IL SIT IN DI PROTESTA: "SIAMO TUTTI CON VOI"

Estratto dell'articolo di Flavia Amabile per “la Stampa”

 

catherine birmingham nathan trevallion

Catherine Birmingham ha trascorso per la prima volta dopo quattro mesi la notte lontana dai figli. Ieri mattina ha potuto parlare con loro soltanto attraverso una videochiamata. Non è così che immaginava di ritrovarsi dopo una lunga battaglia combattuta anche accettando una parte delle richieste del tribunale e dei servizi sociali. Due giorni fa, invece, il Tribunale dei minori dell'Aquila ha deciso di allontanarla dalla casa famiglia di Vasto.

 

Per lei è stato «straziante», racconta la sorella Rachel. «Per quaranta minuti i figli hanno urlato alla madre: "perché non sei qui? Dove sei? Perché la chiamata con un video?". Lei ha risposto ai figli di essere forti, ha ricordato che sono un gruppo e che tutto si aggiusterà», continua Rachel. [...]

 

famiglia nel bosco - catherine birmingham nathan trevallion

Una cinquantina di persone si sono radunate nel pomeriggio davanti alla struttura dove i tre bambini sono rimasti senza madre. Più che una manifestazione è stato un dialogo a distanza con i piccoli quello organizzato dal Comitato #DifesaMinori. Sono persone che hanno vissuto lo stesso strappo che si sta consumando tra Palmoli e Vasto, hanno portato striscioni con sopra scritto «Giù le mani dai bambini. Vergogna» e «La famiglia è il fondamento della Chiesa e dividerla è vergognoso», e poi «I bambini a casa con i loro genitori e stop agli abusi sui minori».

 

Hanno le braccia piene di pupazzi, di giochi e persino una torta con un cavallo disegnato sopra. «Avremmo voluto incontrarli, non è stato possibile, è l'ennesima X che mettiamo sopra il curriculum di queste persone», afferma Lorena Carusi, figlia dell'ex ristoratore di Ortona che ha concesso una villetta in comodato gratuito a Nathan Trevallion, il padre dei bambini.

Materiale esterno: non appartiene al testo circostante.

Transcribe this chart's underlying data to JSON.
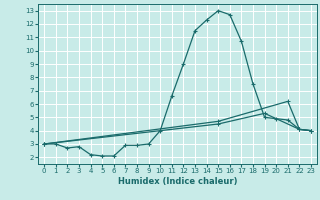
{
  "xlabel": "Humidex (Indice chaleur)",
  "bg_color": "#c8ebe8",
  "grid_color": "#ffffff",
  "line_color": "#1a6b6b",
  "xlim": [
    -0.5,
    23.5
  ],
  "ylim": [
    1.5,
    13.5
  ],
  "xticks": [
    0,
    1,
    2,
    3,
    4,
    5,
    6,
    7,
    8,
    9,
    10,
    11,
    12,
    13,
    14,
    15,
    16,
    17,
    18,
    19,
    20,
    21,
    22,
    23
  ],
  "yticks": [
    2,
    3,
    4,
    5,
    6,
    7,
    8,
    9,
    10,
    11,
    12,
    13
  ],
  "line1_x": [
    0,
    1,
    2,
    3,
    4,
    5,
    6,
    7,
    8,
    9,
    10,
    11,
    12,
    13,
    14,
    15,
    16,
    17,
    18,
    19,
    20,
    21,
    22,
    23
  ],
  "line1_y": [
    3.0,
    3.0,
    2.7,
    2.8,
    2.2,
    2.1,
    2.1,
    2.9,
    2.9,
    3.0,
    4.0,
    6.6,
    9.0,
    11.5,
    12.3,
    13.0,
    12.7,
    10.7,
    7.5,
    5.0,
    4.9,
    4.8,
    4.1,
    4.0
  ],
  "line2_x": [
    0,
    15,
    21,
    22,
    23
  ],
  "line2_y": [
    3.0,
    4.7,
    6.2,
    4.1,
    4.0
  ],
  "line3_x": [
    0,
    15,
    19,
    22,
    23
  ],
  "line3_y": [
    3.0,
    4.5,
    5.3,
    4.1,
    4.0
  ]
}
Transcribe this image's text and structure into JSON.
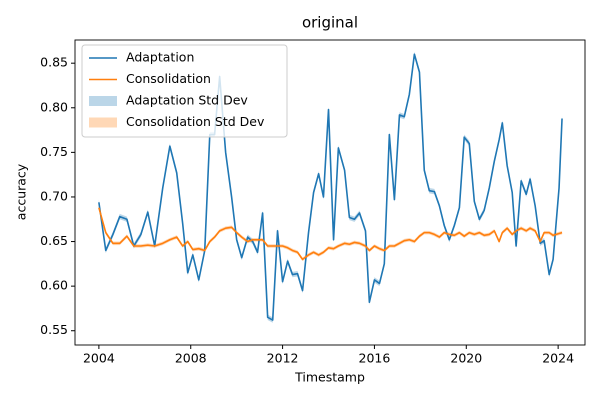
{
  "chart_data": {
    "type": "line",
    "title": "original",
    "x_label": "Timestamp",
    "y_label": "accuracy",
    "x": [
      2004.0,
      2004.3,
      2004.61,
      2004.91,
      2005.22,
      2005.52,
      2005.83,
      2006.13,
      2006.43,
      2006.78,
      2007.09,
      2007.39,
      2007.65,
      2007.87,
      2008.09,
      2008.35,
      2008.61,
      2008.83,
      2009.04,
      2009.26,
      2009.52,
      2009.78,
      2010.0,
      2010.22,
      2010.48,
      2010.7,
      2010.91,
      2011.13,
      2011.35,
      2011.57,
      2011.78,
      2012.0,
      2012.22,
      2012.43,
      2012.65,
      2012.87,
      2013.13,
      2013.35,
      2013.57,
      2013.78,
      2014.0,
      2014.22,
      2014.43,
      2014.7,
      2014.91,
      2015.13,
      2015.35,
      2015.61,
      2015.78,
      2016.0,
      2016.22,
      2016.43,
      2016.65,
      2016.87,
      2017.09,
      2017.3,
      2017.52,
      2017.74,
      2017.96,
      2018.17,
      2018.39,
      2018.61,
      2018.83,
      2019.04,
      2019.26,
      2019.48,
      2019.7,
      2019.91,
      2020.13,
      2020.35,
      2020.57,
      2020.78,
      2021.0,
      2021.22,
      2021.43,
      2021.57,
      2021.78,
      2022.0,
      2022.17,
      2022.39,
      2022.61,
      2022.78,
      2023.0,
      2023.22,
      2023.39,
      2023.61,
      2023.78,
      2024.04,
      2024.17
    ],
    "series": [
      {
        "name": "Adaptation",
        "color": "#1f77b4",
        "std_name": "Adaptation Std Dev",
        "std_color": "#1f77b4",
        "std": 0.003,
        "values": [
          0.694,
          0.64,
          0.658,
          0.678,
          0.675,
          0.645,
          0.658,
          0.683,
          0.645,
          0.71,
          0.757,
          0.727,
          0.67,
          0.615,
          0.635,
          0.607,
          0.64,
          0.77,
          0.77,
          0.835,
          0.75,
          0.7,
          0.652,
          0.632,
          0.655,
          0.65,
          0.638,
          0.682,
          0.565,
          0.562,
          0.662,
          0.605,
          0.628,
          0.613,
          0.614,
          0.595,
          0.66,
          0.705,
          0.726,
          0.7,
          0.798,
          0.652,
          0.755,
          0.73,
          0.677,
          0.675,
          0.682,
          0.662,
          0.582,
          0.607,
          0.603,
          0.625,
          0.77,
          0.697,
          0.792,
          0.79,
          0.815,
          0.86,
          0.84,
          0.73,
          0.707,
          0.706,
          0.69,
          0.668,
          0.652,
          0.668,
          0.688,
          0.767,
          0.76,
          0.695,
          0.675,
          0.685,
          0.71,
          0.74,
          0.764,
          0.783,
          0.735,
          0.705,
          0.645,
          0.718,
          0.703,
          0.72,
          0.69,
          0.648,
          0.651,
          0.613,
          0.63,
          0.71,
          0.788
        ]
      },
      {
        "name": "Consolidation",
        "color": "#ff7f0e",
        "std_name": "Consolidation Std Dev",
        "std_color": "#ff7f0e",
        "std": 0.002,
        "values": [
          0.688,
          0.66,
          0.648,
          0.648,
          0.656,
          0.645,
          0.645,
          0.646,
          0.645,
          0.648,
          0.652,
          0.655,
          0.645,
          0.65,
          0.641,
          0.642,
          0.64,
          0.65,
          0.655,
          0.662,
          0.665,
          0.666,
          0.66,
          0.655,
          0.65,
          0.652,
          0.652,
          0.652,
          0.645,
          0.645,
          0.645,
          0.645,
          0.643,
          0.64,
          0.638,
          0.63,
          0.635,
          0.638,
          0.635,
          0.638,
          0.643,
          0.642,
          0.645,
          0.648,
          0.647,
          0.649,
          0.648,
          0.645,
          0.64,
          0.645,
          0.642,
          0.64,
          0.645,
          0.645,
          0.648,
          0.651,
          0.652,
          0.65,
          0.656,
          0.66,
          0.66,
          0.658,
          0.655,
          0.66,
          0.658,
          0.657,
          0.66,
          0.656,
          0.66,
          0.658,
          0.66,
          0.657,
          0.658,
          0.662,
          0.65,
          0.66,
          0.665,
          0.658,
          0.662,
          0.665,
          0.662,
          0.665,
          0.662,
          0.65,
          0.66,
          0.66,
          0.657,
          0.659,
          0.66
        ]
      }
    ],
    "xlim": [
      2002.96,
      2025.17
    ],
    "xticks": [
      2004,
      2008,
      2012,
      2016,
      2020,
      2024
    ],
    "ylim": [
      0.534,
      0.876
    ],
    "yticks": [
      0.55,
      {
        "value": 0.6,
        "label": "0.60"
      },
      0.65,
      {
        "value": 0.7,
        "label": "0.70"
      },
      0.75,
      {
        "value": 0.8,
        "label": "0.80"
      },
      0.85
    ],
    "legend": "upper left",
    "grid": false
  }
}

i bimbi che vivevano nella casa nel bosco di chieti 1

 

I regali rimangono fuori, gli organizzatori del presidio li lasciano accanto al cancello mentre Debora Petrucci prende il microfono e dà il via al dialogo a distanza. «Siamo i vostri nuovi amici», grida rivolta alla villa sigillata dietro un pesante cancello in ferro. «Vi siamo vicini, non vi lasciamo soli in questo momento difficile, vi vogliamo bene e speriamo di portarvi un minimo di conforto».

 

In tanti si avvicendano al microfono con la speranza di farsi sentire dai bambini. Veronica Paoli urla: «Tutta l'Italia è con voi, non è giusto quello che state subendo, e lo vogliamo dire a voce alta. Non mollate!» Però poi è alle« istituzioni» che si rivolge: «Chiediamo un intervento immediato: va cambiata questa legge perché questo non è aiutare le famiglie. Chiediamo un aiuto vero e non soltanto parole dallo Stato italiano perché quello che sta accadendo è una vergogna».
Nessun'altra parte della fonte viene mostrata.